By NAN
The Federal Ministry of Environment said on Wednesday it had provided 3,000 rural women clean-cooking stoves in 2012, in line with its National Clean Cooking Scheme.
Mrs Ebere Akwani, a Senior Research Assistant, Renewable Energy Programme in the ministry, said this in an interview with the News Agency of Nigeria (NAN) in Abuja.
Akwani said that the ministry had established a five-year programme to promote renewable energy and to create awareness on the need to imbibe clean cooking technologies.
“More than 80 per cent of the rural women in Nigeria still cook with a three-stone-fire place. The effect of smoke inhalation is better imagined than said.
“The woman that is cooking three meals a day on the open fire in an enclosed place usually smokes an average of between three to 18 packets of cigarette a day. That is on her health.

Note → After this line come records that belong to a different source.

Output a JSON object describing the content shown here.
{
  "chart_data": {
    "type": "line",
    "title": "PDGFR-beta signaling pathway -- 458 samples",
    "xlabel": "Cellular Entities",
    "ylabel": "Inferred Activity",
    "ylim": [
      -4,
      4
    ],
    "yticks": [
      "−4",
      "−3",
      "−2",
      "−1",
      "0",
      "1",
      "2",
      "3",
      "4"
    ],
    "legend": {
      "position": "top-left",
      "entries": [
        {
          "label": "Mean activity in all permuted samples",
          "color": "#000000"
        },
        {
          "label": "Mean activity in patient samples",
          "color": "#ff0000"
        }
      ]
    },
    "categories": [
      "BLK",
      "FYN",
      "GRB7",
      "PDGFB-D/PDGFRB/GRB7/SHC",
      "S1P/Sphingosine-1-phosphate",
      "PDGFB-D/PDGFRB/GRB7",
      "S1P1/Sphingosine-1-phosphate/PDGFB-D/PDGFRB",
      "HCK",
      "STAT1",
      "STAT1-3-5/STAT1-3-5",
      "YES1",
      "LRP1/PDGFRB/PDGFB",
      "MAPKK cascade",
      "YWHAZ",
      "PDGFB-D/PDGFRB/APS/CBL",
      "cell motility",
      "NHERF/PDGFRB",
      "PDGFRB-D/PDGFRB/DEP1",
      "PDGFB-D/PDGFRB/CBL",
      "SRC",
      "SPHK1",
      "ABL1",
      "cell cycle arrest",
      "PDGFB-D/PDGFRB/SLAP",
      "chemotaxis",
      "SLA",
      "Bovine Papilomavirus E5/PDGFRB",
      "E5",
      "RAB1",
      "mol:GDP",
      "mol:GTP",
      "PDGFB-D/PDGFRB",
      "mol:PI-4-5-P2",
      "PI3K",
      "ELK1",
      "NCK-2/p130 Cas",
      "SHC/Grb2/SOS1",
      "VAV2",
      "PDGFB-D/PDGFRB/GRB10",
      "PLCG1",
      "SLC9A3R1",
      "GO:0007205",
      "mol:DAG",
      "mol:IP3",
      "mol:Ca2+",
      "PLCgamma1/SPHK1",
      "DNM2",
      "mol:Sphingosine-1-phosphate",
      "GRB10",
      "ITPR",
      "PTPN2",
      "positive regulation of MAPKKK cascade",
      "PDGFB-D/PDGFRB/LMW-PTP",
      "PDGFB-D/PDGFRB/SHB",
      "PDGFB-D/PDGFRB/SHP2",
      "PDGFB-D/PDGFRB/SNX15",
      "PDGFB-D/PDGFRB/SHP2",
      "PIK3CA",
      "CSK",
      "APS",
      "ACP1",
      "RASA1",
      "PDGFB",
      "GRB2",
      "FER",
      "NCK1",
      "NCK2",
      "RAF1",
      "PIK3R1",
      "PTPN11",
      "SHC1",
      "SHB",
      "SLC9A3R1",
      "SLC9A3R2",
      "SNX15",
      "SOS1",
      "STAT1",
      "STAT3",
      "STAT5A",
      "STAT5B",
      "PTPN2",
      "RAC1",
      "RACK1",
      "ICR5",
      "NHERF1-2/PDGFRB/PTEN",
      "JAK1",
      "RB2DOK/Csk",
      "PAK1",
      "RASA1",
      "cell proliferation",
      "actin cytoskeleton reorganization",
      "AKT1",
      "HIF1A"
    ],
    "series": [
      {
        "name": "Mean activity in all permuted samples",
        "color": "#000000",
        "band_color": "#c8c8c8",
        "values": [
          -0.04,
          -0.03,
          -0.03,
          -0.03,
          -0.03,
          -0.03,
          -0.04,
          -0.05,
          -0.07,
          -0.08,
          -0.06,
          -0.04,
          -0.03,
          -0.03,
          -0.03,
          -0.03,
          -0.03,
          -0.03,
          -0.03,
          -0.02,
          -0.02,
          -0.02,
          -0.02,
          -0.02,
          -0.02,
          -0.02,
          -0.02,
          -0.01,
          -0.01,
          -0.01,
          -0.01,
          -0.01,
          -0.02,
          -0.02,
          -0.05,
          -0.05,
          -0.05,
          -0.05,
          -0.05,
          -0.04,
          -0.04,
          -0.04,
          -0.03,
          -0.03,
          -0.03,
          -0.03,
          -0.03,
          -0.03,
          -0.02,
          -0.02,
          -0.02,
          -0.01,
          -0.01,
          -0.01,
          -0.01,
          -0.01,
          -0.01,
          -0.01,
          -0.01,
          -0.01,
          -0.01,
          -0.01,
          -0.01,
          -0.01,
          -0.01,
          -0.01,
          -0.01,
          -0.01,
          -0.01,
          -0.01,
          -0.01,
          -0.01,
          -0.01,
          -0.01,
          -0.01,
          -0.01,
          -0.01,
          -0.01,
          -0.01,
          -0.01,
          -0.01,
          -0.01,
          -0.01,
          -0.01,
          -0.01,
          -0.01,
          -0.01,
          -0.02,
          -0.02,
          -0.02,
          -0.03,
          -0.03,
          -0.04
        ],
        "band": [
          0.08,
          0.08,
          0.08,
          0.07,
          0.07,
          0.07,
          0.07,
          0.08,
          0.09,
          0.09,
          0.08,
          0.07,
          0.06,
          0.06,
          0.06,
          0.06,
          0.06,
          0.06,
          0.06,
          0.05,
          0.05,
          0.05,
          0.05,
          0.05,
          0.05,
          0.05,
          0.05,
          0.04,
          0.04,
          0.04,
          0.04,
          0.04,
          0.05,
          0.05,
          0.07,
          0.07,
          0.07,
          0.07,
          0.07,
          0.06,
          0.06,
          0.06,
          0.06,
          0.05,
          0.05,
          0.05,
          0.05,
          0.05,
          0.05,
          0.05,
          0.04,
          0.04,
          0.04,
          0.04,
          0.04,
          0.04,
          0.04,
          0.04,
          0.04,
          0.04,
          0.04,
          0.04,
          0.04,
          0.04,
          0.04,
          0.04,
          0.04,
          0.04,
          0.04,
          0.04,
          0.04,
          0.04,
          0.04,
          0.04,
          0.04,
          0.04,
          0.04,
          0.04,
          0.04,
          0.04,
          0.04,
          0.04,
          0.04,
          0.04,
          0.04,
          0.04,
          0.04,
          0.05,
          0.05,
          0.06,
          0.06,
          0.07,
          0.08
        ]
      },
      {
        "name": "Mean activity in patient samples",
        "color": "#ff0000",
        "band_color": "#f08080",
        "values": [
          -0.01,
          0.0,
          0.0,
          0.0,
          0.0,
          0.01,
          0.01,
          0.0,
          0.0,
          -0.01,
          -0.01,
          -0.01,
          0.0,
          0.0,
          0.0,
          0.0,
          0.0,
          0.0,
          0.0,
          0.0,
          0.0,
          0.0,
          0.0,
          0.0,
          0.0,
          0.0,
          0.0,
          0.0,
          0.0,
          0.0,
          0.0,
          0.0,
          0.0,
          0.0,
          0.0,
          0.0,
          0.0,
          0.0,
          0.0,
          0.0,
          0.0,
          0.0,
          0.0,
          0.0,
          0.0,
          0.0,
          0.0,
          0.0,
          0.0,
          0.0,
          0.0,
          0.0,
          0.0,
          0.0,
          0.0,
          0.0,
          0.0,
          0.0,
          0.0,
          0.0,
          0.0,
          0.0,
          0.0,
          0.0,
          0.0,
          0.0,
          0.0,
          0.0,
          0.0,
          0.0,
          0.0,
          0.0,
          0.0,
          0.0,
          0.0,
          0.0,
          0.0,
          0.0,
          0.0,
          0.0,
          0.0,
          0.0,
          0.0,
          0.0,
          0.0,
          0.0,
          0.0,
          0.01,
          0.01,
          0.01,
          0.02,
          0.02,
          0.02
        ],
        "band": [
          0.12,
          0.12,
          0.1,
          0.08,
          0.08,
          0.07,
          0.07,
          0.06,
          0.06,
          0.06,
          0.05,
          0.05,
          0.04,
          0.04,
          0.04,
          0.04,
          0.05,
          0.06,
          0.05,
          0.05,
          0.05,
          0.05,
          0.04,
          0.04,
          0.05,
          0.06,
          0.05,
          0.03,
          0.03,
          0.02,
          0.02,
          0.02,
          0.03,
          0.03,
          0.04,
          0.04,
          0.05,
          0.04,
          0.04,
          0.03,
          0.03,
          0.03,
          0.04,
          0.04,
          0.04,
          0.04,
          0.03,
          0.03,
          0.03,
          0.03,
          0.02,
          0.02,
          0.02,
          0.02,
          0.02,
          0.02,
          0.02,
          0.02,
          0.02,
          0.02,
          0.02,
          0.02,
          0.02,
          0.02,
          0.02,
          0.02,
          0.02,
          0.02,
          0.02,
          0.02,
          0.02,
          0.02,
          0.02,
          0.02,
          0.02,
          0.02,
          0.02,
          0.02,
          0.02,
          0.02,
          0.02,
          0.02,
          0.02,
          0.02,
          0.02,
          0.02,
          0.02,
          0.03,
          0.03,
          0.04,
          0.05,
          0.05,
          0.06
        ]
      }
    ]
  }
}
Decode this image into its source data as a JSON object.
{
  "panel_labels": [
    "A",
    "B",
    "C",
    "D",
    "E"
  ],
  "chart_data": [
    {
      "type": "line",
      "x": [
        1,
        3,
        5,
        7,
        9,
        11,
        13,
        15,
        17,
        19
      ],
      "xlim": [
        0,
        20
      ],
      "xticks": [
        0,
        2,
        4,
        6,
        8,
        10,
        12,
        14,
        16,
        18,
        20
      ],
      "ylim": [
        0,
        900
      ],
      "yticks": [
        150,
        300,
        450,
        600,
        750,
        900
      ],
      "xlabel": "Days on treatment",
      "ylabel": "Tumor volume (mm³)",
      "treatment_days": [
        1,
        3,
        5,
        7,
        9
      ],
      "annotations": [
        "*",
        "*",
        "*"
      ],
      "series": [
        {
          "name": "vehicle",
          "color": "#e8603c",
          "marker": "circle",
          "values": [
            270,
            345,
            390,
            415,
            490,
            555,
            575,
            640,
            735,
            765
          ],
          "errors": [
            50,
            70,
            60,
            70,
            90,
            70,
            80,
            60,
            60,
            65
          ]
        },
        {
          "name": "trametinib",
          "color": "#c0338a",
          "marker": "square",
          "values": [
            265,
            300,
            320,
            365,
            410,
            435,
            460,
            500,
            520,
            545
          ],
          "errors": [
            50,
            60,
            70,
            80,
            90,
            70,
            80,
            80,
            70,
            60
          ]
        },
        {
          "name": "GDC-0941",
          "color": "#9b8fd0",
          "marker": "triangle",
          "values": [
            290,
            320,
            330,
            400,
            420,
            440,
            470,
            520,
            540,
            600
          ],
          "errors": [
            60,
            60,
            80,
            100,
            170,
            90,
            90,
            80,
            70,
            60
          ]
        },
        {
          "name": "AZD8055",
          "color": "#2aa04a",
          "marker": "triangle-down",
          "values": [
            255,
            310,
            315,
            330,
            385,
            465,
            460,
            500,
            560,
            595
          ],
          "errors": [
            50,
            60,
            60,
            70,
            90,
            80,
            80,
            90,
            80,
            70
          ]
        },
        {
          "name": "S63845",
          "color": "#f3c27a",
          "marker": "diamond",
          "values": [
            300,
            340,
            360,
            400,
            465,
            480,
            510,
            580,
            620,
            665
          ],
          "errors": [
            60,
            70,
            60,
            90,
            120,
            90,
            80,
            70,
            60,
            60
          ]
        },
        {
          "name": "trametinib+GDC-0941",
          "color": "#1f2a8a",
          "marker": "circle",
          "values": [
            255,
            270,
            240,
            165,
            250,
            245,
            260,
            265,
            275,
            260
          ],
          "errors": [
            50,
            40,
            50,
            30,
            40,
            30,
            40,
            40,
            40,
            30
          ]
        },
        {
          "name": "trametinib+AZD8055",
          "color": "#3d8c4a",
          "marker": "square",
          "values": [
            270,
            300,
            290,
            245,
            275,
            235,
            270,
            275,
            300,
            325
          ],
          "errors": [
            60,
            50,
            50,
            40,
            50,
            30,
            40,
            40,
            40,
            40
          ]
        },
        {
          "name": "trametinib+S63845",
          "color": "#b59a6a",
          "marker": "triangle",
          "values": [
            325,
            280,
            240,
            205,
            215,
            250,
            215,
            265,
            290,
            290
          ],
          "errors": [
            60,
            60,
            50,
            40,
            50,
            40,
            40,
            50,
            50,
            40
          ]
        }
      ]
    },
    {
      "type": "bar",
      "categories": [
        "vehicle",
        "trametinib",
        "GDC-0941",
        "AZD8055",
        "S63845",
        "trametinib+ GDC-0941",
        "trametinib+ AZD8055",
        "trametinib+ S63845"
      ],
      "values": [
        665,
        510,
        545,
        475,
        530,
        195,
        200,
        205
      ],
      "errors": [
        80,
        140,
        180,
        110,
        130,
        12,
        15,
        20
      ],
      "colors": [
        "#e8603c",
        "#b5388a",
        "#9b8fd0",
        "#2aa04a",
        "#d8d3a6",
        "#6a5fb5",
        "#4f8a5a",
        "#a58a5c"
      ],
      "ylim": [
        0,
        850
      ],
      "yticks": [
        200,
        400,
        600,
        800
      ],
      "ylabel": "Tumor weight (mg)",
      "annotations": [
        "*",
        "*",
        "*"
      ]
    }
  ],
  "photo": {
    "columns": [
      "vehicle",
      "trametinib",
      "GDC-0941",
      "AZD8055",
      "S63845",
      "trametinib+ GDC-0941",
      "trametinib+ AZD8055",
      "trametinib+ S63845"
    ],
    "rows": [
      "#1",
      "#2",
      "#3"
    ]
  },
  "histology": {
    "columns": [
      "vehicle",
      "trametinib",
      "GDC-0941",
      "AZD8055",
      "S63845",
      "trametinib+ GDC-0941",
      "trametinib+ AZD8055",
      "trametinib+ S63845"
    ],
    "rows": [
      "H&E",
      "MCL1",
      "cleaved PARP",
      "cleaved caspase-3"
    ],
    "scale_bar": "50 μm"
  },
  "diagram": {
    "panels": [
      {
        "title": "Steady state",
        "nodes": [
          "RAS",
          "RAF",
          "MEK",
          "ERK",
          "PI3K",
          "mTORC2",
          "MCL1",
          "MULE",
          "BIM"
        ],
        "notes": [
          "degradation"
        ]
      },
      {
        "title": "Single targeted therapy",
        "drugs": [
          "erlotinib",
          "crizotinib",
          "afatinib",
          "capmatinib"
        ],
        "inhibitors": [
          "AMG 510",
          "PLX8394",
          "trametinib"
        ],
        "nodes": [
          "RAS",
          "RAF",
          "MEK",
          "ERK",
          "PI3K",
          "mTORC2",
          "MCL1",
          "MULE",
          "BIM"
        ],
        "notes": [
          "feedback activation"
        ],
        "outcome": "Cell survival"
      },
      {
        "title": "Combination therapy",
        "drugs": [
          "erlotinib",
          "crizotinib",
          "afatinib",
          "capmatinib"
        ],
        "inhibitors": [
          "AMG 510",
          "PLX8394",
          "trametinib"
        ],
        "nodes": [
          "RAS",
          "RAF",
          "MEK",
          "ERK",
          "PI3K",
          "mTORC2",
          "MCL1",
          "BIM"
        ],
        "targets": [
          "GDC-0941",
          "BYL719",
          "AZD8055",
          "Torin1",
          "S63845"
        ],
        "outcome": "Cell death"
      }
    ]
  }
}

“ On the environment, of course as you are felling trees, we are creating path ways for flash floods and of course extreme heat.’’
The official, however, said that the ministry had just launched the Rural Women Energy Security (RUWES) project to further create awareness on clean cooking energy.
According to her, RUWES is a three-pronged project which seeks to address the need for clean cooking, heating and lighting technologies and cater for rural women.
She said it would also cater for the needs of women who were exposed to dirty energy practice that pushed them further down the poverty line.